Déjà février, … mais il a fallu du temps pour faire la synthèse des ateliers qui ont permis de nous découvrir… Le thème de l’Assemblée communautaire était l’Accueil, qui est d’ailleurs un des axes de notre Texte d’Orientation Pastorale, inspiré par la mission spécifique de Saint-Merry : « s’ouvrir au monde ». Accueillir, dans notre monde contemporain si lesté par la peur et l’individualisme, c’est sortir, aller au-dehors pour se défaire d’une posture de retrait, à l’abri des remous environnants, et se laisser déranger par celui qui est proche, qui est étranger, différent, souffrant, dans le besoin, qui n’est autre que notre frère. Cette attitude doit se prolonger par un regard, une parole, un geste, en un mot une action qui, pour nous chrétiens, prend son sens dans l’Evangile. C’est pourquoi Accueillir, Agir et Annoncer sont dans une relation de réciprocité.

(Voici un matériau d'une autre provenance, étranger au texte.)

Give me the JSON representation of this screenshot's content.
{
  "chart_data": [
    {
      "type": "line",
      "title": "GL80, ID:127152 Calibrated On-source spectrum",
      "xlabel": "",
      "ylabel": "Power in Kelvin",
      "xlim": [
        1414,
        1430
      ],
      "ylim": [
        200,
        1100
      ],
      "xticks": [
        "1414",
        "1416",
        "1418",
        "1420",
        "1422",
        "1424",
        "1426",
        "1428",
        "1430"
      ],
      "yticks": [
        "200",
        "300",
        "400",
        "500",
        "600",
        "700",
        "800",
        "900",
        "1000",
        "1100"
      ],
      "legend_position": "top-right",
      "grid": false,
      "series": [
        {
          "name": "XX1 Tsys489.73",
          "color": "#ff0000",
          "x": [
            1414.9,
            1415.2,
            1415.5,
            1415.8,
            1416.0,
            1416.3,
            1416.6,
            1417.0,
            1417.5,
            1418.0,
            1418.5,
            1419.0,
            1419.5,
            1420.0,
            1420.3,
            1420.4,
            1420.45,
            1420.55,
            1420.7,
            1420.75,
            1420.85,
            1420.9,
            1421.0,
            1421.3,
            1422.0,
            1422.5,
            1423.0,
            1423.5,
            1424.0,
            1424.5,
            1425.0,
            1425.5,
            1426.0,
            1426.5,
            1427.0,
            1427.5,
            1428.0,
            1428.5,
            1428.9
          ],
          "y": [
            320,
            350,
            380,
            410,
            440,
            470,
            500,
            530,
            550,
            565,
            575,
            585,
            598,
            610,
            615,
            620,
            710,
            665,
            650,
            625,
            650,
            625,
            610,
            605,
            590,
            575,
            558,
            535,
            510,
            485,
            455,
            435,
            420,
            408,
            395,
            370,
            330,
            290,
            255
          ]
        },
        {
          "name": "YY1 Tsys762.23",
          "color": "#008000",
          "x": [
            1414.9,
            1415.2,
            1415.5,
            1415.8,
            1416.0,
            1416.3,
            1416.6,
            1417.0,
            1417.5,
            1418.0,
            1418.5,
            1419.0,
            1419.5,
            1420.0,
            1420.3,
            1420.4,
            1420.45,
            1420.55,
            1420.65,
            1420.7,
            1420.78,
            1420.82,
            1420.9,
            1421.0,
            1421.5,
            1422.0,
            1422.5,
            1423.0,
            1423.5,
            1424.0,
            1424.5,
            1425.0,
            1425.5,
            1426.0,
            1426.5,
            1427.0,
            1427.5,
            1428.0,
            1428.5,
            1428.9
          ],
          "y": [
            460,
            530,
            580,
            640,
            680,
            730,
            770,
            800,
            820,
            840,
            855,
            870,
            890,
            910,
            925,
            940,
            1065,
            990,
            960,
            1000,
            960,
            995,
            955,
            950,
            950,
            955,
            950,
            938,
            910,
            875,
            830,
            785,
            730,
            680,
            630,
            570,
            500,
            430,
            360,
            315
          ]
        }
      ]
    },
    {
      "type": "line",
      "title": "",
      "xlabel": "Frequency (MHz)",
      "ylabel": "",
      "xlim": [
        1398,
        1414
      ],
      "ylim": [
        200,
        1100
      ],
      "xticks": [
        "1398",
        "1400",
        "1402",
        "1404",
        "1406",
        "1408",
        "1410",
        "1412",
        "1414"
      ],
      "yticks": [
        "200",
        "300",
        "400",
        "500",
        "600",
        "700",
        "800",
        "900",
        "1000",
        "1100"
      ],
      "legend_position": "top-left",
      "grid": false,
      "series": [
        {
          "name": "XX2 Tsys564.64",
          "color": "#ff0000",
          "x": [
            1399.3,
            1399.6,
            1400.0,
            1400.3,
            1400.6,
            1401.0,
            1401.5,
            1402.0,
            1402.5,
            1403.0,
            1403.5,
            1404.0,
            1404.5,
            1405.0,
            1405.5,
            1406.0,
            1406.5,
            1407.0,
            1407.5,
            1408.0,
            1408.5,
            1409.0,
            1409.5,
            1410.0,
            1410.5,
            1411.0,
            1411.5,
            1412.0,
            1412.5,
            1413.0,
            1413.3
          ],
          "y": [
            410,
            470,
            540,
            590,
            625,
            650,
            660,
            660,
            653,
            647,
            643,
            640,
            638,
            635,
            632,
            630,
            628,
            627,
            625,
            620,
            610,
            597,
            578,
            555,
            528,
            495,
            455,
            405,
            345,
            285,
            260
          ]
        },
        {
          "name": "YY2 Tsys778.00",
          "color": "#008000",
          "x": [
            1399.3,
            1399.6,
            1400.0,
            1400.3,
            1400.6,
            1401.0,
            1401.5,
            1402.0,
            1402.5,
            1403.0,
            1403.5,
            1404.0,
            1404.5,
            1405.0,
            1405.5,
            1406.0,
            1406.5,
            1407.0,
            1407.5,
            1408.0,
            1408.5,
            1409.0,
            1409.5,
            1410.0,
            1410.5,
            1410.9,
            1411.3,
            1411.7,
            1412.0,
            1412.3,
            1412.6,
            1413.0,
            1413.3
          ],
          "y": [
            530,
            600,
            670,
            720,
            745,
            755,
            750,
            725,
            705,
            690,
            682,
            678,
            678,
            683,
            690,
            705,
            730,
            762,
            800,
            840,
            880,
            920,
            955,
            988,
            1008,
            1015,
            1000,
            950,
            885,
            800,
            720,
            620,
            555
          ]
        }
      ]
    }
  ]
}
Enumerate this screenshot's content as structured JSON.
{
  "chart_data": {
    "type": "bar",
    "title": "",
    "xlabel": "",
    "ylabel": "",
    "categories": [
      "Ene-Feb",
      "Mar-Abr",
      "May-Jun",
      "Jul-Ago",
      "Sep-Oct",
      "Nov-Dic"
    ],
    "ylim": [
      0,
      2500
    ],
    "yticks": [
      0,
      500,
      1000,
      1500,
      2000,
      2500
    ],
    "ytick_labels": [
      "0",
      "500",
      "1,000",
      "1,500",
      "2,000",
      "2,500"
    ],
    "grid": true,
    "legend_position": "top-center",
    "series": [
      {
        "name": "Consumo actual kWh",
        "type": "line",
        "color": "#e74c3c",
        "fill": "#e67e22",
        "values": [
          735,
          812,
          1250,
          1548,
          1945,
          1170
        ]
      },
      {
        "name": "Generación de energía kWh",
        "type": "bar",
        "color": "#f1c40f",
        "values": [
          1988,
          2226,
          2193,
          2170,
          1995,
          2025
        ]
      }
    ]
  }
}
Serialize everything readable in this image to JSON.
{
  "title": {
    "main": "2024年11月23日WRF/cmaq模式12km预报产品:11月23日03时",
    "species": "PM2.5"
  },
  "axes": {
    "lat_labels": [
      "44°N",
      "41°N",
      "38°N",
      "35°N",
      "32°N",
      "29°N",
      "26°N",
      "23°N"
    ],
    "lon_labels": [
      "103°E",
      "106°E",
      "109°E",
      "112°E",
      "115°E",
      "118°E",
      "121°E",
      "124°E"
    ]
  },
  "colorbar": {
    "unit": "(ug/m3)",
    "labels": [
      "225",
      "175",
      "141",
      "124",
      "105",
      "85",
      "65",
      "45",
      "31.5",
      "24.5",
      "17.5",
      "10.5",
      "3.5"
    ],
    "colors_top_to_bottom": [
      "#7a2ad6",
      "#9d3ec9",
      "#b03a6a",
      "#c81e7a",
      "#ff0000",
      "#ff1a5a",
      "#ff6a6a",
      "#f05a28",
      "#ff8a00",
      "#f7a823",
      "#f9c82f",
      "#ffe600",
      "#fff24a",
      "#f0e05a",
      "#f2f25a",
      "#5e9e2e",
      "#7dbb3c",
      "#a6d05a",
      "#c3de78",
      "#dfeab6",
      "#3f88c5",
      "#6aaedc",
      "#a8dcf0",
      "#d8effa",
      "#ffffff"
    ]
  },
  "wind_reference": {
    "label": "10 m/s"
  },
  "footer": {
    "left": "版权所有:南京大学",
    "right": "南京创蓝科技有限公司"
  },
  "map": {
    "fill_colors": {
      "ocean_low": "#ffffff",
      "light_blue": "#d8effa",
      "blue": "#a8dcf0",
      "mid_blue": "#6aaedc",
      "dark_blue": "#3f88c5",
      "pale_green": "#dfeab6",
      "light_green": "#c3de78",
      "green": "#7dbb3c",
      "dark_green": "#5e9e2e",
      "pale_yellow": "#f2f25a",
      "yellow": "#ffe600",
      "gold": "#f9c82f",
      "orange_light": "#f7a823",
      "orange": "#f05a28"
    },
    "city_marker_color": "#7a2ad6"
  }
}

Vous avez ci-dessous une synthèse des points-forts pris séparément, mais vous pouvez également cliquer ici  pour obtenir soit le compte-rendu intégral d’affilée, soit au fur et à mesure cliquer sur chaque point qui vous intéresse pour avoir le texte complet.

Pour commencer, quelques idées-clés proposées par Daniel Duigou  (cliquer ici pour avoir ce texte) : « se construire contre l’autre, c’est le communautarisme.  Le christianisme est à l’opposé : c’est se construire avec l’autre ». « La rencontre avec l’autre, dans l’altérité (…) libère de ce que nous ne sommes pas, pour devenir ce que nous sommes en vérité, dans la liberté. Que la répétition mortelle cesse et que quelque chose de nouveau, de radicalement nouveau, [puisse] se produire dans notre existence. ». C’est ainsi que se vivra la rencontre avec Dieu.
« Dès son commencement, Saint-Merry (le CPHB) s’est tourné vers l’autre : les restos du cœur, le soutien à l’Amérique latine, David et Jonathan, RCI… » L’important était d’abord de tendre la main à l’autre et trouver un vivre ensemble. En vivant cela, le lieu, le culte, le partage du pain et du vin prenaient sens : comme Jésus, rencontrer l’autre dans l’étranger, lui faire place, partager et multiplier la vie.
Dans un monde qui change, (événements, actualité, création etc.),  Daniel Duigou nous appelés à vivre de nouvelles formes de solidarité et de rencontres, d’action, de langage : à oser des expériences qui seront source de théologie. C’est chaque année que notre communauté doit naître et rester vivante.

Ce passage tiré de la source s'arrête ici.